Abainya peran negara dalam melindungi anak

Orang dewasa dengan mudah melakukan hal-hal yang tidak manusiawi kepada anak-anak yang masih belum mengerti apa-apa

______________________________


KUNTUMCAHAYA.com, SURAT PEMBACA - Beberapa waktu lalu, netizen dihebohkan dengan salah satu selebgram AP yang anaknya dianiaya oleh baby sitter-nya. Dan menjadi perbincangan yang tiada henti di tengah masyarakat.


Ada perasaan iba ketika melihat kondisi sang anak yang babak belur di area wajah. Sebagiannya, mempertanyakan kredibilitas si baby sitter. Bagaimana bisa dia tega menganiaya seorang balita?


Kepala Satuan Reserse Kriminal (Kasatreskrim) Kepolisian Resor Kota (Polresta) Malang, Komisaris Polisi (Kompol) Danang Yudanto mengungkapkan bahwa pelaku merasa kesal terhadap korban karena menolak obat untuk menyembuhkan luka cakar.

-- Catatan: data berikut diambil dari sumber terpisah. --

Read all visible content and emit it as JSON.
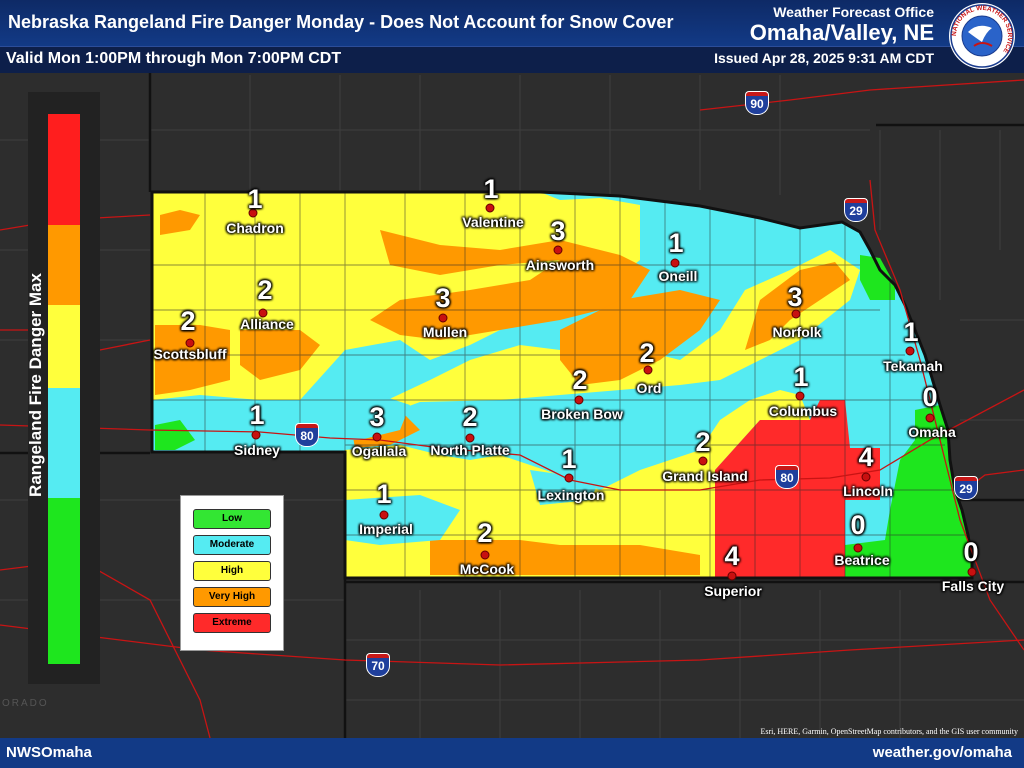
{
  "header": {
    "title": "Nebraska Rangeland Fire Danger Monday - Does Not Account for Snow Cover",
    "valid": "Valid Mon 1:00PM through Mon 7:00PM CDT",
    "wfo_label": "Weather Forecast Office",
    "office": "Omaha/Valley, NE",
    "issued": "Issued Apr 28, 2025 9:31 AM CDT",
    "logo_text": "NATIONAL WEATHER SERVICE"
  },
  "footer": {
    "left": "NWSOmaha",
    "right": "weather.gov/omaha",
    "attribution": "Esri, HERE, Garmin, OpenStreetMap contributors, and the GIS user community"
  },
  "basemap": {
    "colorado_label": "ORADO"
  },
  "colorbar": {
    "label": "Rangeland Fire Danger Max",
    "colors": [
      "#ff1e1e",
      "#ff9900",
      "#ffff3c",
      "#55ebf2",
      "#1ee61e"
    ]
  },
  "legend": {
    "items": [
      {
        "label": "Low",
        "color": "#33e633"
      },
      {
        "label": "Moderate",
        "color": "#55ebf2"
      },
      {
        "label": "High",
        "color": "#ffff3c"
      },
      {
        "label": "Very High",
        "color": "#ff9900"
      },
      {
        "label": "Extreme",
        "color": "#ff2a2a"
      }
    ]
  },
  "highways": [
    "90",
    "29",
    "80",
    "80",
    "29",
    "70"
  ],
  "cities": [
    {
      "name": "Chadron",
      "value": "1"
    },
    {
      "name": "Valentine",
      "value": "1"
    },
    {
      "name": "Ainsworth",
      "value": "3"
    },
    {
      "name": "Oneill",
      "value": "1"
    },
    {
      "name": "Alliance",
      "value": "2"
    },
    {
      "name": "Scottsbluff",
      "value": "2"
    },
    {
      "name": "Mullen",
      "value": "3"
    },
    {
      "name": "Norfolk",
      "value": "3"
    },
    {
      "name": "Tekamah",
      "value": "1"
    },
    {
      "name": "Ord",
      "value": "2"
    },
    {
      "name": "Broken Bow",
      "value": "2"
    },
    {
      "name": "Columbus",
      "value": "1"
    },
    {
      "name": "Omaha",
      "value": "0"
    },
    {
      "name": "Sidney",
      "value": "1"
    },
    {
      "name": "Ogallala",
      "value": "3"
    },
    {
      "name": "North Platte",
      "value": "2"
    },
    {
      "name": "Lexington",
      "value": "1"
    },
    {
      "name": "Grand Island",
      "value": "2"
    },
    {
      "name": "Lincoln",
      "value": "4"
    },
    {
      "name": "Imperial",
      "value": "1"
    },
    {
      "name": "McCook",
      "value": "2"
    },
    {
      "name": "Beatrice",
      "value": "0"
    },
    {
      "name": "Superior",
      "value": "4"
    },
    {
      "name": "Falls City",
      "value": "0"
    }
  ]
}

Penolakan balita tersebut memancing rasa kesal pelaku, dan terjadilah penganiayaan keji. Selain rasa kesal akibat korban tidak mau diberi obat, kata Danang, ada beberapa faktor lain yang menjadi pendorong peristiwa penganiayaan. Sampai saat sini pihak polisi masih melakukan penyelidikan salah satunya melihat CCTV. (Liputan6.com, 24/03/2024)


Kasus kekerasan terhadap anak jika tidak ditangani dari akar masalahnya akan terus terjadi seiring berjalannya waktu. Pada tahun 2023, Kementerian Pemberdayaan Perempuan dan Perlindungan Anak (PPPA) melaporkan, ada 16.854 anak yang menjadi korban kekerasan.


Bahkan, anak korban kekerasan tersebut mengalami lebih dari satu jenis kekerasan. Tercatat, ada 20.205 kejadian kekerasan yang terjadi. Di antaranya, jumlah kekerasan fisik terhadap anak tercatat sebanyak 4.025 kejadian. Ada pula 3.800 kekerasan psikis yang terjadi pada anak. (dataindonesia.id, 23/02/2024)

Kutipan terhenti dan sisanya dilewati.